Sam responded with the following three points.  The first point was that Japan’s past experience of rapid reduction of mortality and improving longevity, and technology products in diagnostics and others can be used to advance health of people around world.  This would have a very direct economic impact for Japan as well.

The second point is that health is not just a benefit, but rather a basic human right.  And as one of the leading developed countries, Japan has the responsibility to advance this human right in the world. 

The third point is that COVID showed all of us what pandemic can do to a society.  Japan needs to be prepared and respond quickly and effectively to such a threat.  It just makes plain sense to be prepared.

But, how do we get government and the people to prepare for a long-tail risk, like a global pandemic.  Sam replies that the important principle in crisis management is to be prepared for the worst case scenario, as well as understanding the likelihood and its impact. 

He understands that people don’t want to spend huge amount of money for preparedness.  And Japan was lucky that mortality rate by COVID was less than those in western countries.  But lack of preparedness really matters, and Japan should realize this.

This podcast is titled “Made With Japan.”  There must be a role for Japan in advancing global health.  But, is Japan doing enough?

Sam replied that “I really feel Japan can do more and better.”

In the past, Japan tackled Tuberculous very well.  Also, the reduction curve for mortality rate of children under 5 for the Japanese society is a quite remarkable achievement.  “Japan has good tactics, especially in community-based approach,” notes Sam.

In Japan’s development of the healthcare infrastructure, community, workplace and school leaders were asked to support disease control with regular health check-up and examinations.  Public health nurses and community health volunteers visited residents of areas, and the municipal and prefectural agencies were very well connected with the communities.  Sam believes that this kind of experience of basic community healthcare in Japan can be adopted in Africa.

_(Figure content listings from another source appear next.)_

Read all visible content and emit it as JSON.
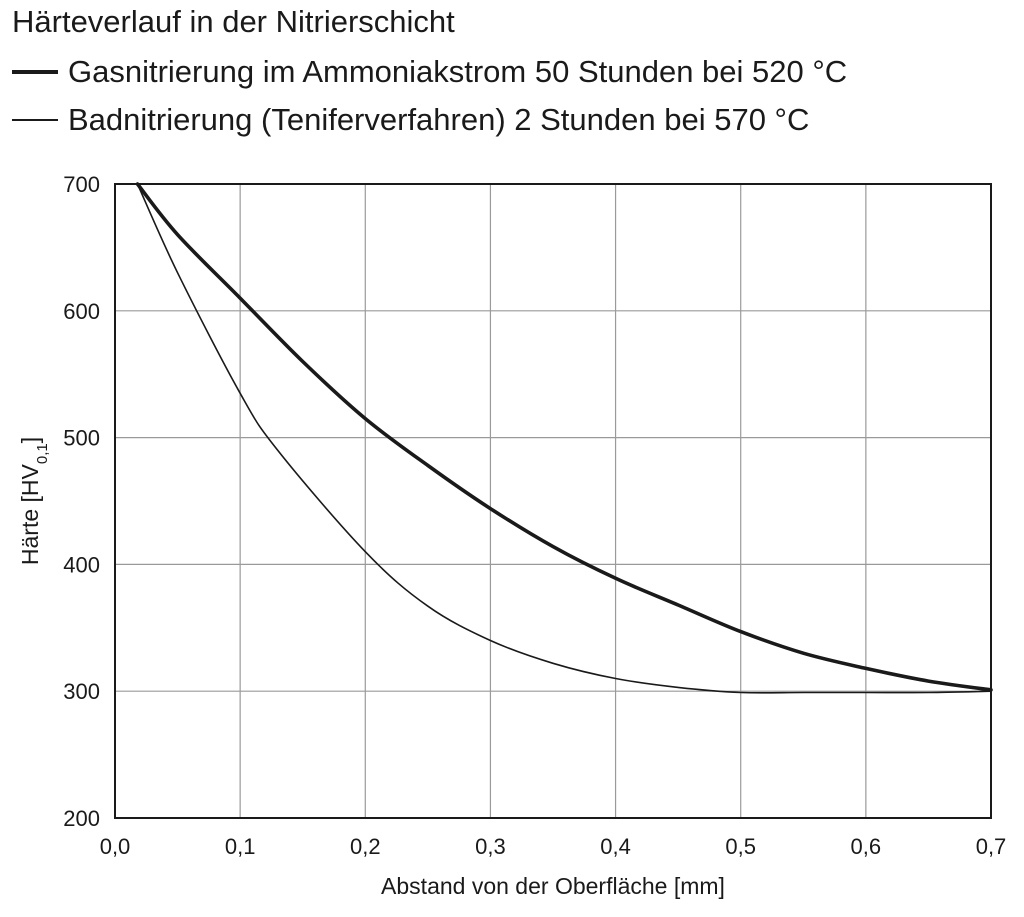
{
  "chart_data": {
    "type": "line",
    "title": "Härteverlauf in der Nitrierschicht",
    "xlabel": "Abstand von der Oberfläche [mm]",
    "ylabel_main": "Härte [HV",
    "ylabel_sub": "0,1",
    "ylabel_end": "]",
    "xlim": [
      0.0,
      0.7
    ],
    "ylim": [
      200,
      700
    ],
    "x_ticks": [
      {
        "value": 0.0,
        "label": "0,0"
      },
      {
        "value": 0.1,
        "label": "0,1"
      },
      {
        "value": 0.2,
        "label": "0,2"
      },
      {
        "value": 0.3,
        "label": "0,3"
      },
      {
        "value": 0.4,
        "label": "0,4"
      },
      {
        "value": 0.5,
        "label": "0,5"
      },
      {
        "value": 0.6,
        "label": "0,6"
      },
      {
        "value": 0.7,
        "label": "0,7"
      }
    ],
    "y_ticks": [
      {
        "value": 200,
        "label": "200"
      },
      {
        "value": 300,
        "label": "300"
      },
      {
        "value": 400,
        "label": "400"
      },
      {
        "value": 500,
        "label": "500"
      },
      {
        "value": 600,
        "label": "600"
      },
      {
        "value": 700,
        "label": "700"
      }
    ],
    "grid": true,
    "legend_position": "top-left",
    "series": [
      {
        "name": "Gasnitrierung im Ammoniakstrom 50 Stunden bei 520 °C",
        "style": "thick",
        "color": "#1a1a1a",
        "x": [
          0.018,
          0.05,
          0.1,
          0.15,
          0.2,
          0.25,
          0.3,
          0.35,
          0.4,
          0.45,
          0.5,
          0.55,
          0.6,
          0.65,
          0.7
        ],
        "y": [
          700,
          660,
          610,
          560,
          515,
          478,
          444,
          414,
          389,
          368,
          347,
          330,
          318,
          308,
          301
        ]
      },
      {
        "name": "Badnitrierung (Teniferverfahren) 2 Stunden bei 570 °C",
        "style": "thin",
        "color": "#1a1a1a",
        "x": [
          0.018,
          0.05,
          0.1,
          0.13,
          0.2,
          0.25,
          0.3,
          0.35,
          0.4,
          0.45,
          0.5,
          0.55,
          0.6,
          0.65,
          0.7
        ],
        "y": [
          700,
          630,
          535,
          490,
          410,
          367,
          340,
          322,
          310,
          303,
          299,
          299,
          299,
          299,
          300
        ]
      }
    ]
  }
}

Japan is not so good at “creating 0 to 1,” but Sam believes is better at “creating 1 to 10” or “10 to 100.”  Once the health needs are understood, Japan has the expertise and experience to make smaller devices at cheaper prices.  For example, Fuji Film contributed to advances in global health by manufacturing mobile Xray machines and using AI for diagnosing and further treating Tuberculous.

Educating and training medical doctors are expensive and time consuming.  However, utilizing AI and other technology, medical services can be provided at cheaper and at more accurate levels for many locations around the world.  An “AI doctor” in Japan would face difficulty practicing domestically from vested interest oppositions, but Africa is likely to be more receptable because they have a shortage of doctors and medical professionals.  Sam is hopeful that Japanese technology and wisdom could make advances in helping Africa.

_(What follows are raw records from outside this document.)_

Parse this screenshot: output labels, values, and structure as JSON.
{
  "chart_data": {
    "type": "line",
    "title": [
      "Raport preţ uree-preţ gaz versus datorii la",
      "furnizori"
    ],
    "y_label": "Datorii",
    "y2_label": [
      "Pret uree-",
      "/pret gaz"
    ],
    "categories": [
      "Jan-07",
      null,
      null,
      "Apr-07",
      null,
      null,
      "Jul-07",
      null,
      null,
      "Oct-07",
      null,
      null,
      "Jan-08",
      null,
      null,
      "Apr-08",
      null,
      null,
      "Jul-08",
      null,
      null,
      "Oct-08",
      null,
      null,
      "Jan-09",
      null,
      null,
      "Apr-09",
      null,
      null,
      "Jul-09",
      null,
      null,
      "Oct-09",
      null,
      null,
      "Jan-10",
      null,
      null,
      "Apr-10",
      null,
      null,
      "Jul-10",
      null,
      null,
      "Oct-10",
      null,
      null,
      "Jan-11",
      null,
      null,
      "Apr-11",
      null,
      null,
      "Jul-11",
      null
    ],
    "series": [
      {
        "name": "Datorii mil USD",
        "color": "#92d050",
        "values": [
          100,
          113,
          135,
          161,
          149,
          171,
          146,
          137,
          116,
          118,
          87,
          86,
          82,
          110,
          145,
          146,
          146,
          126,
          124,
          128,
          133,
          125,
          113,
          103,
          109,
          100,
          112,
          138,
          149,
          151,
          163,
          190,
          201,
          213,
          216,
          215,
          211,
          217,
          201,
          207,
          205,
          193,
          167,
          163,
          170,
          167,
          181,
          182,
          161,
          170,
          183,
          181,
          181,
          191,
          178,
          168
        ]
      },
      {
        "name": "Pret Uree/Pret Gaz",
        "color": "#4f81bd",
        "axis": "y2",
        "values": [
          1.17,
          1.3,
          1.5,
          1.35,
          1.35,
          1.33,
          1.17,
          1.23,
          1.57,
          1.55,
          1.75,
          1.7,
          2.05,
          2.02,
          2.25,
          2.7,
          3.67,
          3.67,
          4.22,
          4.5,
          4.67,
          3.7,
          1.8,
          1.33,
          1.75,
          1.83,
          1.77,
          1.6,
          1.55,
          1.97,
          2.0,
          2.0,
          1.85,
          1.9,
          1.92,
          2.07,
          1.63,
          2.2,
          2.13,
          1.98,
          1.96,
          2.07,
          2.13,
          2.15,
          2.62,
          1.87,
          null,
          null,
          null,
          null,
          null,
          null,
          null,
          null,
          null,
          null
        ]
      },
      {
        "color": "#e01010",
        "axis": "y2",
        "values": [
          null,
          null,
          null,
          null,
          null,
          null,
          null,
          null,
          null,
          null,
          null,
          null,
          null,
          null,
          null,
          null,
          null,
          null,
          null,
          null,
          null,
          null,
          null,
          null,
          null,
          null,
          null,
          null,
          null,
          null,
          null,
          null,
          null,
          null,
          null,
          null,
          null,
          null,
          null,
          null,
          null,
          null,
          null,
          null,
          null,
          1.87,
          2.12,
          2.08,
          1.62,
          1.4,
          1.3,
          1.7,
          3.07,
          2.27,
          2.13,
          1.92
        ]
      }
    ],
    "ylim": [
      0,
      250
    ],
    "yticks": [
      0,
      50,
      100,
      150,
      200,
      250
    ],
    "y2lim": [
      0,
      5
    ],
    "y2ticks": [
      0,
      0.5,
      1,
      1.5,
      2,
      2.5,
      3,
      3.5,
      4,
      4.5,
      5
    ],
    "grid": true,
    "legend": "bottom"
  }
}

However, for Japan to get more involved in global health, we need more people like Sam.  He finds lots of young people interested in working in so called developing world, even though, in general, young people tend to stay and work domestically in Japan and are not too ambitious at a global level.  Therefore, he is concerned, but at the same time is hopeful.

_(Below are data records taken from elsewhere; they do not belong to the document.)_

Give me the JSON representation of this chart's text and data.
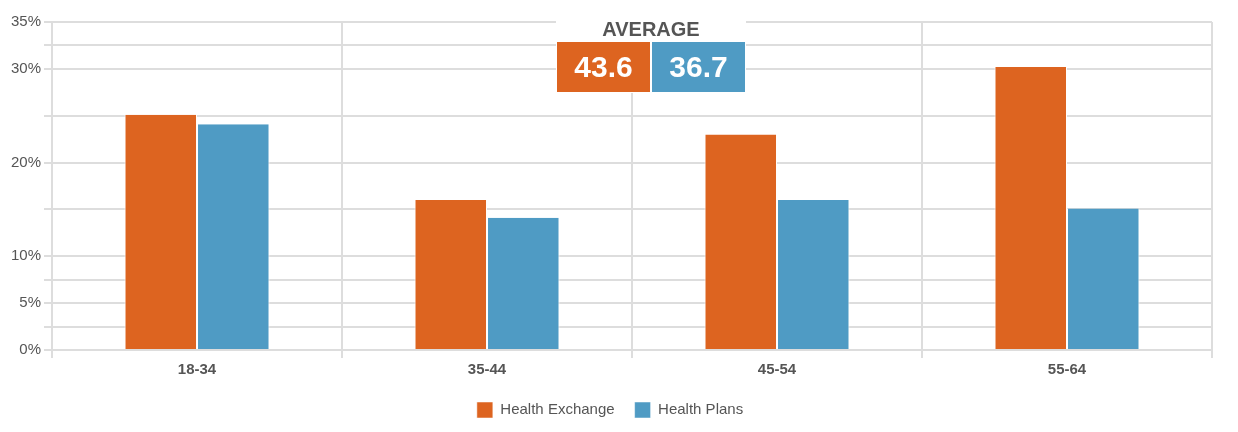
{
  "chart_data": {
    "type": "bar",
    "categories": [
      "18-34",
      "35-44",
      "45-54",
      "55-64"
    ],
    "series": [
      {
        "name": "Health Exchange",
        "color": "#dd6420",
        "values": [
          25.1,
          16,
          23,
          30.2
        ]
      },
      {
        "name": "Health Plans",
        "color": "#4f9bc4",
        "values": [
          24.1,
          14.1,
          16,
          15.1
        ]
      }
    ],
    "ylim": [
      0,
      35
    ],
    "yticks": [
      {
        "value": 0,
        "label": "0%"
      },
      {
        "value": 2.5,
        "label": null
      },
      {
        "value": 5,
        "label": "5%"
      },
      {
        "value": 7.5,
        "label": null
      },
      {
        "value": 10,
        "label": "10%"
      },
      {
        "value": 15,
        "label": null
      },
      {
        "value": 20,
        "label": "20%"
      },
      {
        "value": 25,
        "label": null
      },
      {
        "value": 30,
        "label": "30%"
      },
      {
        "value": 32.5,
        "label": null
      },
      {
        "value": 35,
        "label": "35%"
      }
    ],
    "annotations": [
      "AVERAGE",
      "43.6",
      "36.7"
    ],
    "grid": true,
    "legend": "bottom"
  }
}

He wonders whether Japan needs to offer some incentives to increase kind of people that want to work in Africa and other developing countries.  Africa has lots of challenges, but at the same time offers many opportunities with their young population. Big Japanese companies should recognize this market opportunity, and at same time helping people with needs.  The world is full of opportunities, and Japan could learn and gain a lot from it.  Sam wants to continue to work to help young people to make most of such opportunities, contribute to the world, and return their learning and experience to advance Japanese society as well.